The 1970s stagflation had multiple fathers. The oil embargo following the 1973 Arab-Israeli war quadrupled petroleum prices almost overnight, injecting a supply shock into an economy already running warm from Vietnam War spending and loose monetary policy. But the deeper cause was a loss of anchoring. Workers, expecting prices to keep rising, demanded higher wages. Businesses, expecting costs to keep climbing, raised prices preemptively. Expectations became self-fulfilling.

The Federal Reserve, under Arthur Burns, made things worse by refusing to accept the painful medicine. Every time unemployment ticked up, the Fed eased. Every easing fed inflation. By the time Paul Volcker took the chair in 1979, inflation had reached double digits and the only cure was deliberate recession—interest rates pushed above 20 percent, unemployment allowed to climb past 10 percent, and two brutal years of economic contraction.

Why the playbook fails

Stagflation is uniquely cruel because it closes off the exits. Raise rates to fight inflation, and you deepen the unemployment crisis. Cut rates to stimulate growth, and you pour gasoline on prices. Fiscal stimulus faces the same trap: government spending might create jobs, but it also adds to demand and pushes prices higher. Austerity might cool inflation, but it throws more people out of work.

The only real solutions are slow and politically toxic. Volcker's approach—crushing inflation through sustained monetary tightening regardless of the employment cost—worked, but it required a Fed chairman willing to be the most hated man in America. Supply-side reforms that increase productivity can help, but they take years to materialize. There is no quick fix, which is why policymakers pray they never have to face it.

The conditions that summon it

Stagflation typically requires a supply shock combined with already-loose policy and unanchored expectations. The 1970s had oil embargoes.

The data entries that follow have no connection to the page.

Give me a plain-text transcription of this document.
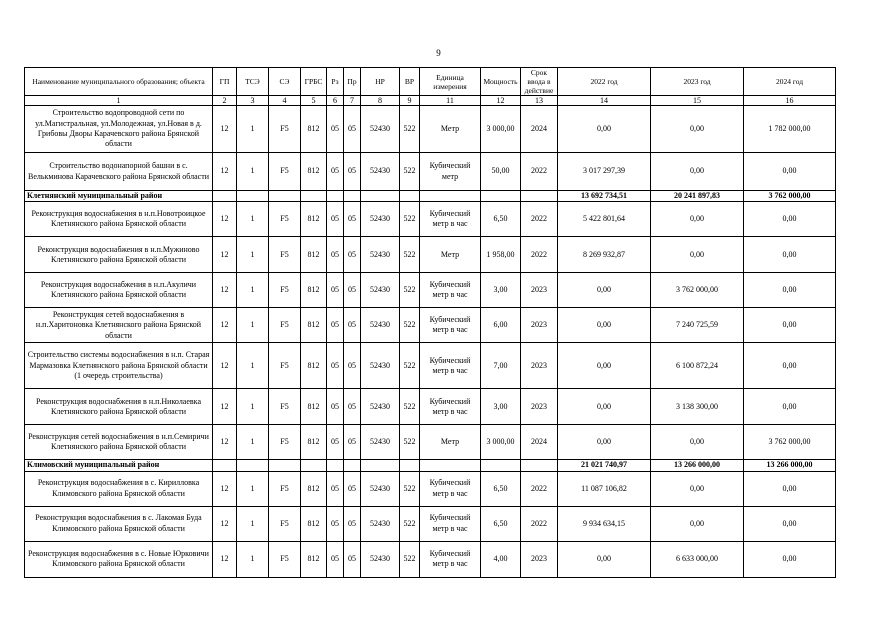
9
Наименование муниципального образования; объекта	ГП	ТСЭ	СЭ	ГРБС	Рз	Пр	НР	ВР	Единица измерения	Мощность	Срок ввода в действие	2022 год	2023 год	2024 год
1	2	3	4	5	6	7	8	9	11	12	13	14	15	16
Строительство водопроводной сети по ул.Магистральная, ул.Молодежная, ул.Новая в д. Грибовы Дворы Карачевского района Брянской области	12	1	F5	812	05	05	52430	522	Метр	3 000,00	2024	0,00	0,00	1 782 000,00
Строительство водонапорной башни в с. Велькминова Карачевского района Брянской области	12	1	F5	812	05	05	52430	522	Кубический метр	50,00	2022	3 017 297,39	0,00	0,00
Клетнянский муниципальный район												13 692 734,51	20 241 897,83	3 762 000,00
Реконструкция водоснабжения в н.п.Новотроицкое Клетнянского района Брянской области	12	1	F5	812	05	05	52430	522	Кубический метр в час	6,50	2022	5 422 801,64	0,00	0,00
Реконструкция водоснабжения в н.п.Мужиново Клетнянского района Брянской области	12	1	F5	812	05	05	52430	522	Метр	1 958,00	2022	8 269 932,87	0,00	0,00
Реконструкция водоснабжения в н.п.Акуличи Клетнянского района Брянской области	12	1	F5	812	05	05	52430	522	Кубический метр в час	3,00	2023	0,00	3 762 000,00	0,00
Реконструкция сетей водоснабжения в н.п.Харитоновка Клетнянского района Брянской области	12	1	F5	812	05	05	52430	522	Кубический метр в час	6,00	2023	0,00	7 240 725,59	0,00
Строительство системы водоснабжения в н.п. Старая Мармазовка Клетнянского района Брянской области (1 очередь строительства)	12	1	F5	812	05	05	52430	522	Кубический метр в час	7,00	2023	0,00	6 100 872,24	0,00
Реконструкция водоснабжения в н.п.Николаевка Клетнянского района Брянской области	12	1	F5	812	05	05	52430	522	Кубический метр в час	3,00	2023	0,00	3 138 300,00	0,00
Реконструкция сетей водоснабжения в н.п.Семиричи Клетнянского района Брянской области	12	1	F5	812	05	05	52430	522	Метр	3 000,00	2024	0,00	0,00	3 762 000,00
Климовский муниципальный район												21 021 740,97	13 266 000,00	13 266 000,00
Реконструкция водоснабжения в с. Кирилловка Климовского района Брянской области	12	1	F5	812	05	05	52430	522	Кубический метр в час	6,50	2022	11 087 106,82	0,00	0,00
Реконструкция водоснабжения в с. Лакомая Буда Климовского района Брянской области	12	1	F5	812	05	05	52430	522	Кубический метр в час	6,50	2022	9 934 634,15	0,00	0,00
Реконструкция водоснабжения в с. Новые Юрковичи Климовского района Брянской области	12	1	F5	812	05	05	52430	522	Кубический метр в час	4,00	2023	0,00	6 633 000,00	0,00
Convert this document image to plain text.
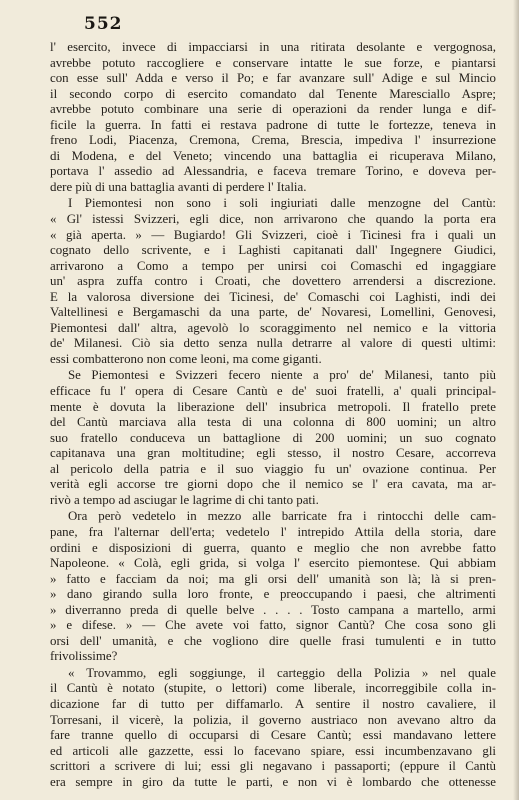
552
l' esercito, invece di impacciarsi in una ritirata desolante e vergognosa,
avrebbe potuto raccogliere e conservare intatte le sue forze, e piantarsi
con esse sull' Adda e verso il Po; e far avanzare sull' Adige e sul Mincio
il secondo corpo di esercito comandato dal Tenente Maresciallo Aspre;
avrebbe potuto combinare una serie di operazioni da render lunga e dif-
ficile la guerra. In fatti ei restava padrone di tutte le fortezze, teneva in
freno Lodi, Piacenza, Cremona, Crema, Brescia, impediva l' insurrezione
di Modena, e del Veneto; vincendo una battaglia ei ricuperava Milano,
portava l' assedio ad Alessandria, e faceva tremare Torino, e doveva per-
dere più di una battaglia avanti di perdere l' Italia.
I Piemontesi non sono i soli ingiuriati dalle menzogne del Cantù:
« Gl' istessi Svizzeri, egli dice, non arrivarono che quando la porta era
« già aperta. » — Bugiardo! Gli Svizzeri, cioè i Ticinesi fra i quali un
cognato dello scrivente, e i Laghisti capitanati dall' Ingegnere Giudici,
arrivarono a Como a tempo per unirsi coi Comaschi ed ingaggiare
un' aspra zuffa contro i Croati, che dovettero arrendersi a discrezione.
E la valorosa diversione dei Ticinesi, de' Comaschi coi Laghisti, indi dei
Valtellinesi e Bergamaschi da una parte, de' Novaresi, Lomellini, Genovesi,
Piemontesi dall' altra, agevolò lo scoraggimento nel nemico e la vittoria
de' Milanesi. Ciò sia detto senza nulla detrarre al valore di questi ultimi:
essi combatterono non come leoni, ma come giganti.
Se Piemontesi e Svizzeri fecero niente a pro' de' Milanesi, tanto più
efficace fu l' opera di Cesare Cantù e de' suoi fratelli, a' quali principal-
mente è dovuta la liberazione dell' insubrica metropoli. Il fratello prete
del Cantù marciava alla testa di una colonna di 800 uomini; un altro
suo fratello conduceva un battaglione di 200 uomini; un suo cognato
capitanava una gran moltitudine; egli stesso, il nostro Cesare, accorreva
al pericolo della patria e il suo viaggio fu un' ovazione continua. Per
verità egli accorse tre giorni dopo che il nemico se l' era cavata, ma ar-
rivò a tempo ad asciugar le lagrime di chi tanto pati.
Ora però vedetelo in mezzo alle barricate fra i rintocchi delle cam-
pane, fra l'alternar dell'erta; vedetelo l' intrepido Attila della storia, dare
ordini e disposizioni di guerra, quanto e meglio che non avrebbe fatto
Napoleone. « Colà, egli grida, si volga l' esercito piemontese. Qui abbiam
» fatto e facciam da noi; ma gli orsi dell' umanità son là; là si pren-
» dano girando sulla loro fronte, e preoccupando i paesi, che altrimenti
» diverranno preda di quelle belve . . . . Tosto campana a martello, armi
» e difese. » — Che avete voi fatto, signor Cantù? Che cosa sono gli
orsi dell' umanità, e che vogliono dire quelle frasi tumulenti e in tutto
frivolissime?
« Trovammo, egli soggiunge, il carteggio della Polizia » nel quale
il Cantù è notato (stupite, o lettori) come liberale, incorreggibile colla in-
dicazione far di tutto per diffamarlo. A sentire il nostro cavaliere, il
Torresani, il vicerè, la polizia, il governo austriaco non avevano altro da
fare tranne quello di occuparsi di Cesare Cantù; essi mandavano lettere
ed articoli alle gazzette, essi lo facevano spiare, essi incumbenzavano gli
scrittori a scrivere di lui; essi gli negavano i passaporti; (eppure il Cantù
era sempre in giro da tutte le parti, e non vi è lombardo che ottenesse
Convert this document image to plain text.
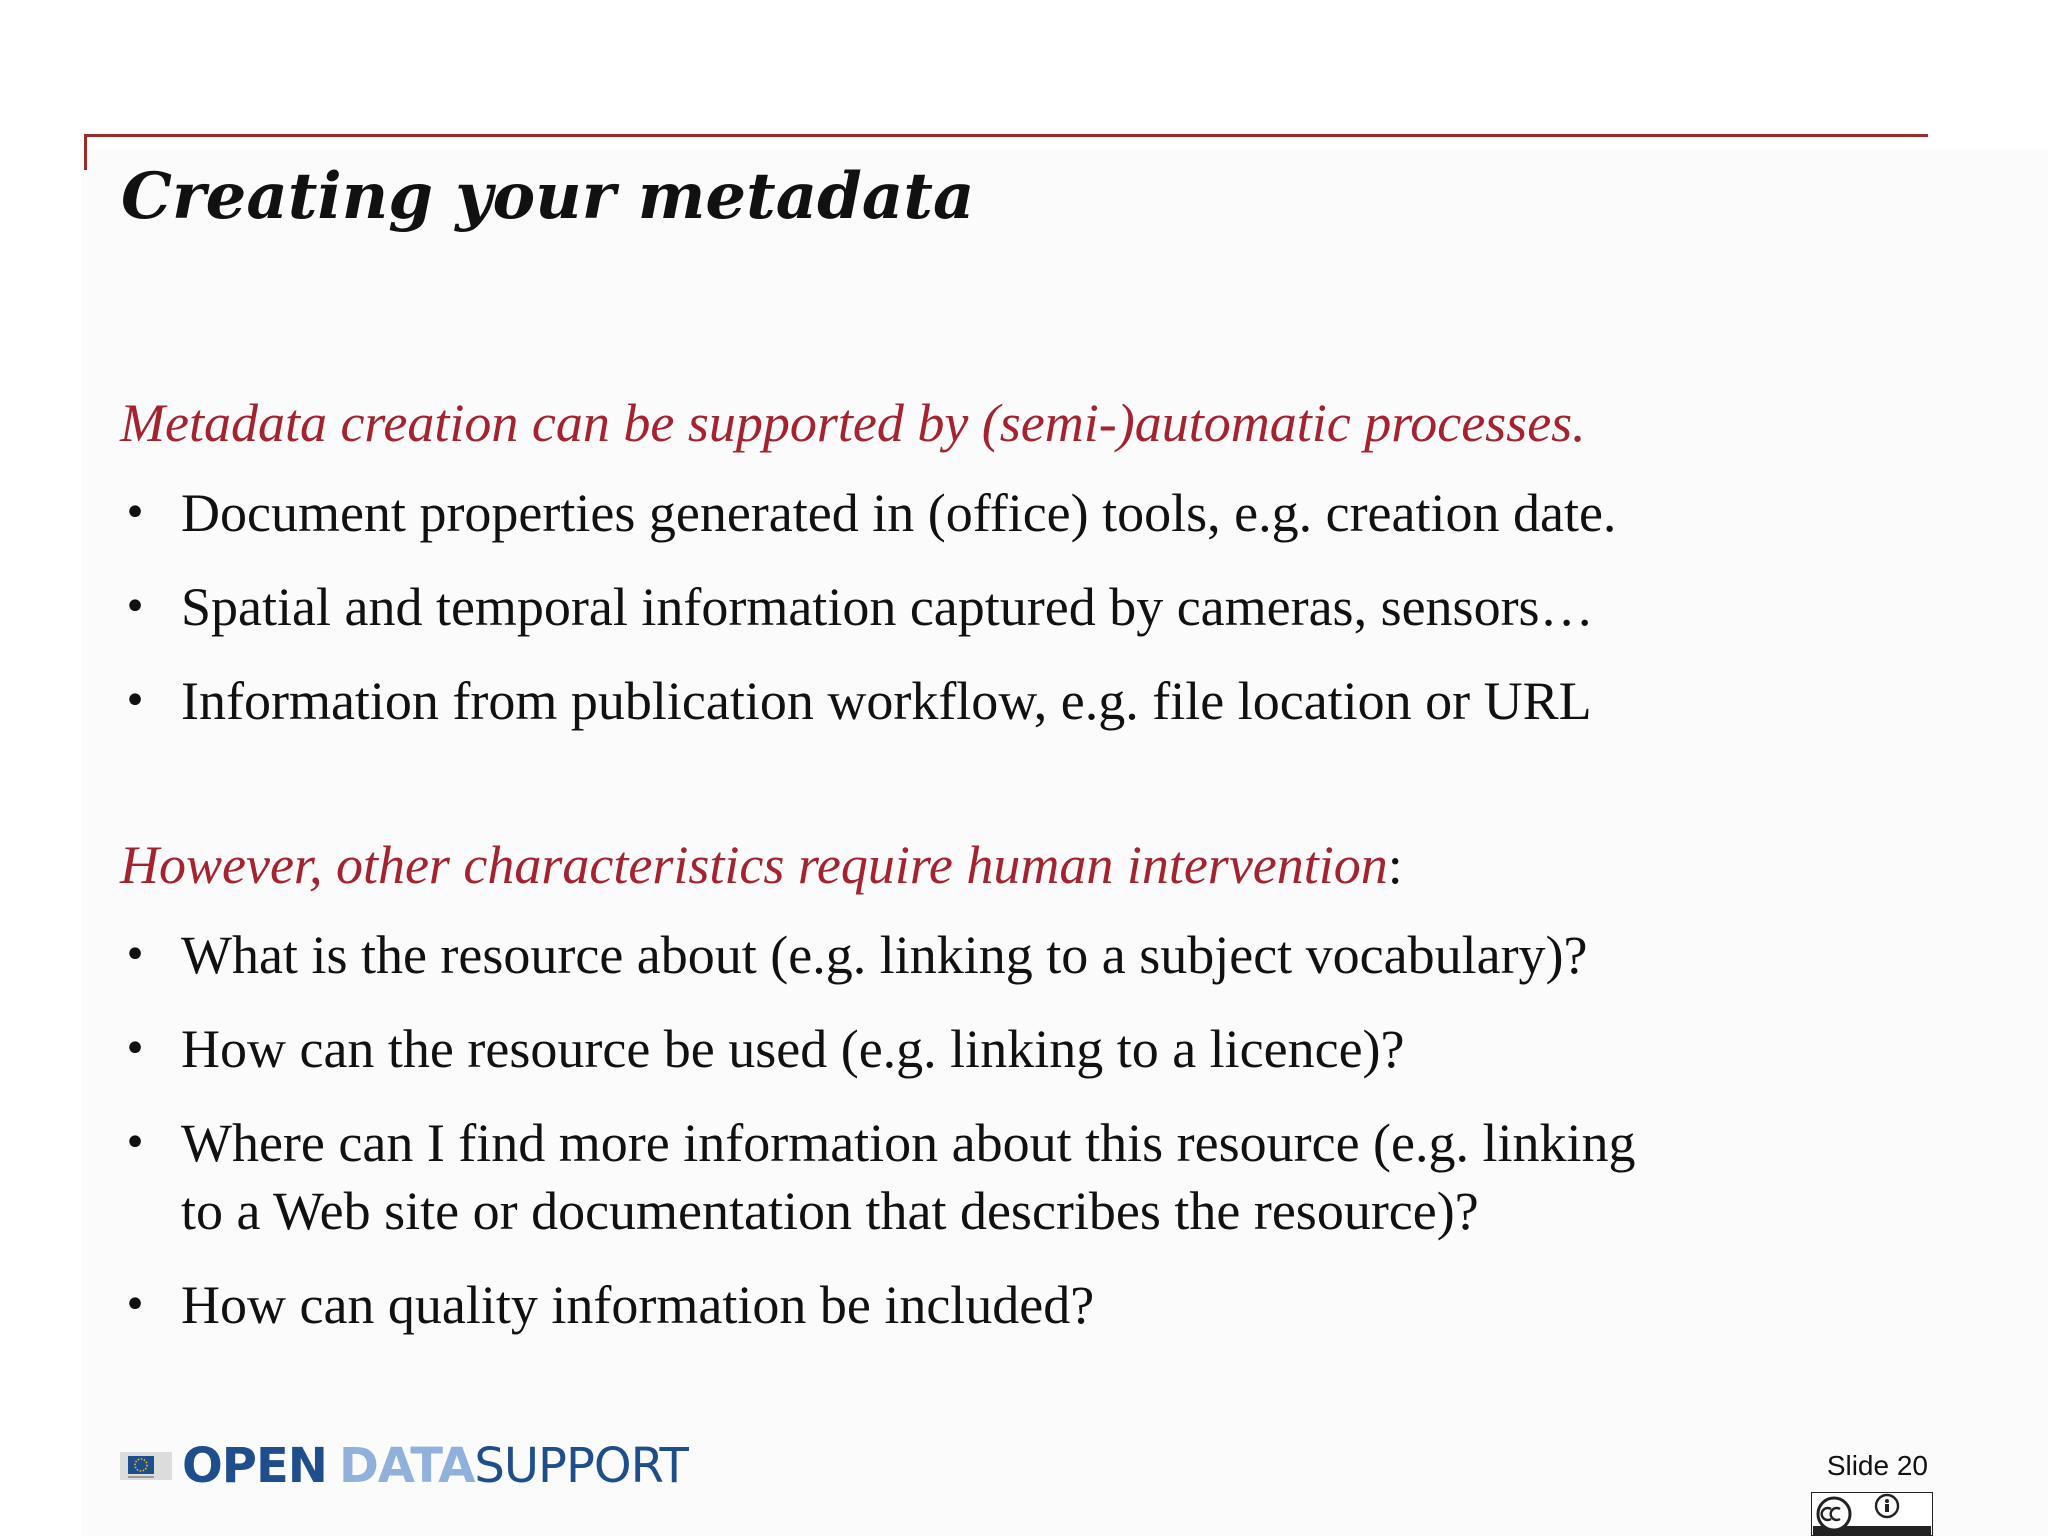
Creating your metadata

Metadata creation can be supported by (semi-)automatic processes.

• Document properties generated in (office) tools, e.g. creation date.
• Spatial and temporal information captured by cameras, sensors…
• Information from publication workflow, e.g. file location or URL

However, other characteristics require human intervention:

• What is the resource about (e.g. linking to a subject vocabulary)?
• How can the resource be used (e.g. linking to a licence)?
• Where can I find more information about this resource (e.g. linking
to a Web site or documentation that describes the resource)?
• How can quality information be included?
OPEN DATASUPPORT	Slide 20
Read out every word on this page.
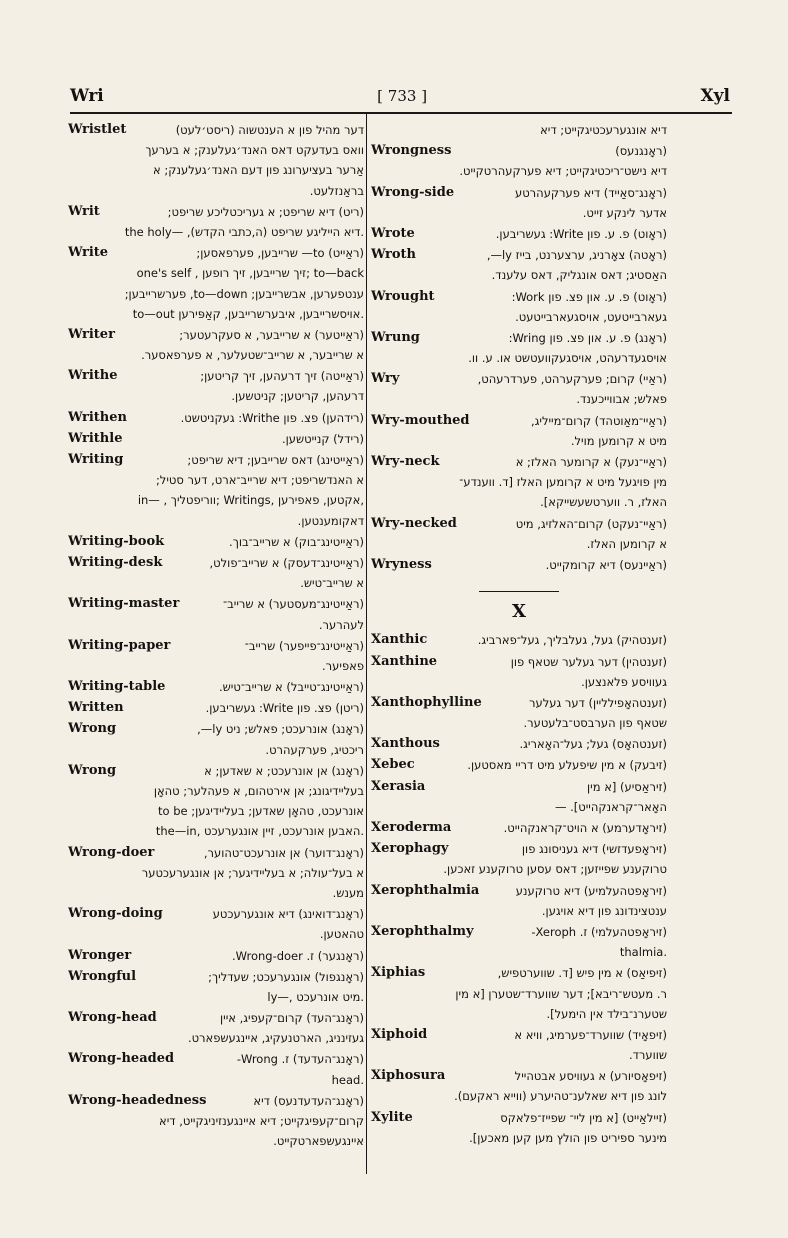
Wri	[ 733 ]	Xyl
Wristlet	דער מהיל פון א הענטשוה (ריסט׳לעט)
וואס בעדעקט דאס האנד׳געלענק; א בערעך
אַרער בעציערונג פון דעם האנד׳געלענק; א
בראַנזלעט.
Writ	(ריט) דיא שריפט; א געריכטליכע שריפט;
the holy— ,דיא הייליגע שריפט (ה,כתבי הקדש).
Write	(ראַייט) to— שרייבען, פערפאסען;
one's self , זיך שרייבען, זיך רופען; to—back
ענטפערען, אבשרייבען; to—down, פערשרייבען;
to—out אויסשרייבען, איבערשרייבען, קאַפּירען.
Writer	(ראַייטער) א שרייבער, א סעקרעטער;
א שרייבער, א שרייב־שטעלער, א פערפאסער.
Writhe	(ראַייטה) זיך דרעהען, זיך קריטען;
דרעהען, קריטען; קניטשען.
Writhen	(רידהען) פצ. פון Writhe: געקניטשט.
Writhle	(רידל) קנייטשען.
Writing	(ראַייטינג) דאס שרייבען; דיא שריפט;
א האנדשריפט; דיא שרייב־ארט, דער סטיל;
in— , ווריפטליך; Writings, אקטען, פאפירען,
דאקומענטען.
Writing-book	(ראַייטינג־בוק) א שרייב־בוך.
Writing-desk	(ראַייטינג־דעסק) א שרייב־פולט,
א שרייב־טיש.
Writing-master	(ראַייטינג־מעסטער) א שרייב־
לעהרער.
Writing-paper	(ראַייטינג־פייפער) שרייב־
פאפיער.
Writing-table	(ראַייטינג־טייבל) א שרייב־טיש.
Written	(ריטן) פצ. פון Write: געשריבען.
Wrong	(ראָנג) אונרעכט; פאלש; ניט ly—,
ריכטיג, פערקעהרט.
Wrong	(ראָנג) אן אונרעכט; א שאדען; א
בעליידיגונג; אן אירטהום, א פעהלער; טהאָן
אונרעכט, טהאָן שאדען; בעליידיגען; to be
the—in, האבען אונרעכט, זיין אונגערעכט.
Wrong-doer	(ראָנג־דוער) אן אונרעכט־טהוער,
א בעל־עולה; א בעליידיגער; אן אונגערעכטער
מענש.
Wrong-doing	(ראָנג־דואינג) דיא אונגערעכטע
טהאטען.
Wronger	(ראָנגער) ז. Wrong-doer.
Wrongful	(ראָנגפול) אונגערעכט; שעדליך;
ly—, מיט אונרעכט.
Wrong-head	(ראָנג־העד) קרום־קעפיג, איין
געזינניג, הארטנעקיג, איינגעשפארט.
Wrong-headed	(ראָנג־העדעד) ז. Wrong-
head.
Wrong-headedness	(ראָנג־העדעדנעס) דיא
קרום־קעפּיגקייט; דיא איינגענזיניגקייט, דיא
איינגעשפארטקייט.
דיא אונגערעכטיגקייט; דיא
Wrongness	(ראָנגנעס)
דיא נישט־ריכטיגקייט; דיא פערקעהרטקייט.
Wrong-side	(ראָנג־סאַייד) דיא פערקעהרטע
אדער לינקע זייט.
Wrote	(ראָוט) פ. ע. פון Write: געשריבען.
Wroth	(ראָטה) צאָרניג, ערצערנט, בייז ly—,
האַסטיג; דאס אונגליק, דאס עלענד.
Wrought	(ראָוט) פ. ע. און פצ. פון Work:
געארבייטעט, אויסגעארבייטעט.
Wrung	(ראָנג) פ. ע. און פצ. פון Wring:
אויסגעדרעהט, אויסגעקוועטשט או. ע. וו.
Wry	(ראַיי) קרום; פערקערהט, פערדרעהט,
פאלש; אבווייכענד.
Wry-mouthed	(ראַיי־מאַוטהד) קרום־מייליג,
מיט א קרומען מויל.
Wry-neck	(ראַיי־נעק) א קרומער האלז; א
מין פויגעל מיט א קרומען האלז [ד. ווענדע־
האלז, ר. ווערטשעשייקא].
Wry-necked	(ראַיי־נעקט) קרום־האלזיג, מיט
א קרומען האלז.
Wryness	(ראַיינעס) דיא קרומקייט.
X
Xanthic	(זענטהיק) געל, געלבליך, געל־פארביג.
Xanthine	(זענטהין) דער געלער שטאף פון
געוויסע פלאנצען.
Xanthophylline	(זענטהאָפילליין) דער געלער
שטאף פון הערבסט־בלעטער.
Xanthous	(זענטהאָס) געל; געל־האָאריג.
Xebec	(זיבעק) א מין שיפעלע מיט דריי מאסטען.
Xerasia	(זיראַסיע) [א מין
האָאר־קראנקהייט]. —
Xeroderma	(זיראָדערמע) א הויט־קראנקהייט.
Xerophagy	(זיראָפעדזשי) דיא געניסונג פון
טרוקענע שפייזען; דאס עסען טרוקענע זאכען.
Xerophthalmia	(זיראָפטהעלמיע) דיא טרוקענע
ענטצינדונג פון דיא אויגען.
Xerophthalmy	(זיראָפטהעלמי) ז. Xeroph-
thalmia.
Xiphias	(זיפיאַס) א מין פיש [ד. שווערטפיש,
ר. מעטש־ריבא]; דער שווערד־שטערן [א מין
שטערנ־בילד אין הימעל].
Xiphoid	(זיפאָיד) שווערד־פערמיג, וויא א
שווערד.
Xiphosura	(זיפאָסיורע) א געוויסע אבטהייל
לונג פון דיא שאלענ־טהיערע (ווייא ראקעם).
Xylite	(זיילאַייט) [א מין ליי־ שפייז־פלאקס
מינער ספיריט פון הולץ מען קען מאכען].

Future episodes might come from different sources: prolonged supply chain disruptions, energy transitions that raise costs before lowering them, or geopolitical fragmentation that makes global trade more expensive. Climate-related agricultural failures could spike food prices while damaging economic output. The mechanisms vary; the trap is the same.

Our take

Stagflation is the economic equivalent of a two-front war, and history suggests there is no clever maneuver that avoids casualties. The Volcker lesson is uncomfortable but clear: the longer you delay confronting it, the worse the eventual reckoning. Central bankers today speak constantly about keeping inflation expectations anchored precisely because they understand what happens when those expectations slip loose. The 1970s were not ancient history; they were a warning that the fundamental constraints of economics do not bend to wishful thinking.